In 30 years of distinguished service at the National Institutes of Health (NIH), Victoria S. Levin's career centered on fostering scientific research that addressed children's mental health. Upon her retirement there was an exceptional outpouring of tributes from the many distinguished scientists with whom Vicki worked over these years. The tributes vividly highlighted two hallmarks of Vicki's life work. First, they acknowledged Vicki's passion for scientific research examining development in the very first years of life, years that form a critical foundation for the development of lifelong mental health and well-being, and which play an important role in the prevention of mental disorders. Second, they praised her unique capability for encouraging new scientists, instilling them with confidence that they could achieve the high standards required to secure their first major funding from the NIH. The Victoria S. Levin Grant for Early Career Success in Young Children's Mental Health Research is established to continue Vicki's legacy in these two areas. Its aim is to foster early success in achieving federal funding for research that is informed by developmental science to address concerns affecting the early foundations of children's mental health and well-being. Broadly defined, this area of research addresses all aspects of the development of competence and risk for children from all types of backgrounds.

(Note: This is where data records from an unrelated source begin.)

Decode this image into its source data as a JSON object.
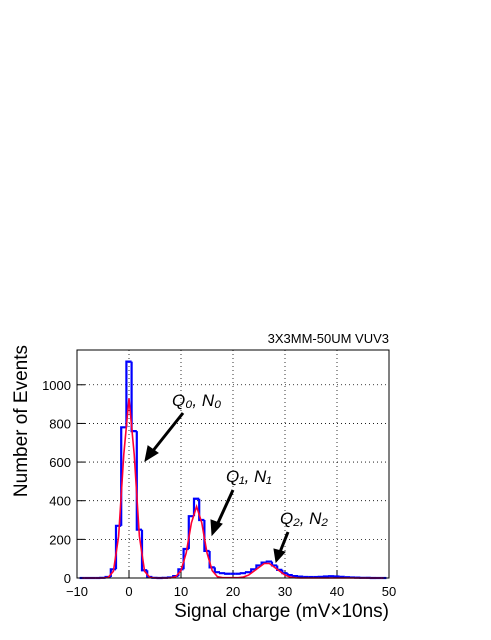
{
  "chart_data": {
    "type": "histogram",
    "title": "3X3MM-50UM VUV3",
    "x_label": "Signal charge (mV×10ns)",
    "y_label": "Number of Events",
    "bins": [
      -9.5,
      -8.5,
      -7.5,
      -6.5,
      -5.5,
      -4.5,
      -3.5,
      -2.5,
      -1.5,
      -0.5,
      0.5,
      1.5,
      2.5,
      3.5,
      4.5,
      5.5,
      6.5,
      7.5,
      8.5,
      9.5,
      10.5,
      11.5,
      12.5,
      13.5,
      14.5,
      15.5,
      16.5,
      17.5,
      18.5,
      19.5,
      20.5,
      21.5,
      22.5,
      23.5,
      24.5,
      25.5,
      26.5,
      27.5,
      28.5,
      29.5,
      30.5,
      31.5,
      32.5,
      33.5,
      34.5,
      35.5,
      36.5,
      37.5,
      38.5,
      39.5,
      40.5,
      41.5,
      42.5,
      43.5,
      44.5,
      45.5,
      46.5,
      47.5,
      48.5,
      49.5
    ],
    "counts": [
      0,
      0,
      0,
      0,
      1,
      5,
      45,
      270,
      780,
      1120,
      760,
      250,
      40,
      5,
      1,
      0,
      1,
      3,
      10,
      45,
      150,
      320,
      410,
      300,
      140,
      55,
      30,
      25,
      22,
      22,
      22,
      25,
      30,
      45,
      65,
      80,
      85,
      65,
      42,
      25,
      15,
      10,
      7,
      5,
      5,
      5,
      6,
      8,
      9,
      8,
      6,
      4,
      3,
      2,
      1,
      1,
      0,
      0,
      0
    ],
    "color": "#0000ff",
    "fit": {
      "color": "#ff0033",
      "x": [
        -9,
        -8,
        -7,
        -6,
        -5,
        -4,
        -3,
        -2,
        -1,
        0,
        1,
        2,
        3,
        4,
        5,
        6,
        7,
        8,
        9,
        10,
        11,
        12,
        13,
        14,
        15,
        16,
        17,
        18,
        19,
        20,
        21,
        22,
        23,
        24,
        25,
        26,
        27,
        28,
        29,
        30,
        31,
        32,
        33,
        34,
        35,
        36,
        37,
        38,
        39,
        40,
        41,
        42,
        43,
        44,
        45,
        46,
        47,
        48,
        49
      ],
      "values": [
        0,
        0,
        0,
        0,
        0,
        3,
        35,
        215,
        640,
        930,
        640,
        215,
        35,
        3,
        0,
        0,
        0,
        0,
        7,
        38,
        130,
        285,
        370,
        285,
        130,
        38,
        7,
        2,
        2,
        2,
        2,
        5,
        15,
        35,
        55,
        75,
        75,
        55,
        35,
        15,
        5,
        1,
        0,
        0,
        0,
        0,
        0,
        0,
        0,
        0,
        0,
        0,
        0,
        0,
        0,
        0,
        0,
        0,
        0
      ]
    },
    "xlim": [
      -10,
      50
    ],
    "ylim": [
      0,
      1180
    ],
    "xticks": [
      {
        "value": -10,
        "label": "−10"
      },
      0,
      10,
      20,
      30,
      40,
      50
    ],
    "yticks": [
      0,
      200,
      400,
      600,
      800,
      1000
    ],
    "grid": true,
    "annotations": [
      "Q₀, N₀",
      "Q₁, N₁",
      "Q₂, N₂"
    ]
  }
}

The grant serves the promising pre-tenured, junior investigator by:
- Supporting release time from duties during which time the grantee writes and submits an application in the area of early childhood mental health to the NIH. This support compensates the grantee's unit/department for the work from which the grantee is released. Having adequate time to develop and submit a grant application is essential for early career success.
- Providing travel funds for a trip to NIH to meet program staff. This support helps the grantee develop meaningful contacts with NIH program staff who can guide the application preparation and revision (funding usually requires two application submissions).
- Providing a pre-review of the candidate's NIH application. This support allows the mentor and grantee to benefit from an external critique of the NIH application prior to its submission. In our experience, this pre-review heightens the chances of early success in the first round of review and the mentor is able to guide the grantee in responding to reviews.
Aiming to heighten the chances of early success in achieving federal funding for developmentally-informed research that addresses the early foundations of children’s mental health and well-being, the Victoria S. Levin Grant for Early Career Success in Young Children’s Mental Health Research was created to honor and carry forward this focus of Victoria S. Levin’s life work.
We are very pleased to announce that Dr. Elisabeth Conradt is the recipient of the 2015 Victoria S. Levin Award. Dr. Conradt is Assistant Professor of Psychology at the University of Utah. Her selected mentors are Drs. Catherine Monk and Seth Pollak. Dr. Conradt received her BA in Psychology from the University of North Carolina at Chapel Hill and her PhD in Clinical Psychology from the University of Oregon. She completed an NIH-funded post-doctoral fellowship in Childhood Mental Health at Brown University. The goal of her research is to understand the interplay between prenatal stress, epigenetic processes, and infant social and emotional development in efforts to guide targeted interventions that may ultimately prevent the development of problem behavior in early childhood. She is currently studying how the quality of the intrauterine environment may shape child mental health trajectories in part via epigenetic processes. These findings are the first step in a programmatic line of research that will yield new insights into the developmental origins of vulnerability to psychopathology in early childhood.
The deadline for the 2015 grant has now passed. Applications for the 2016 grant will be available here on July 1, 2016. The deadline for applications is September 1, 2016; the grant will be announced in November 2016.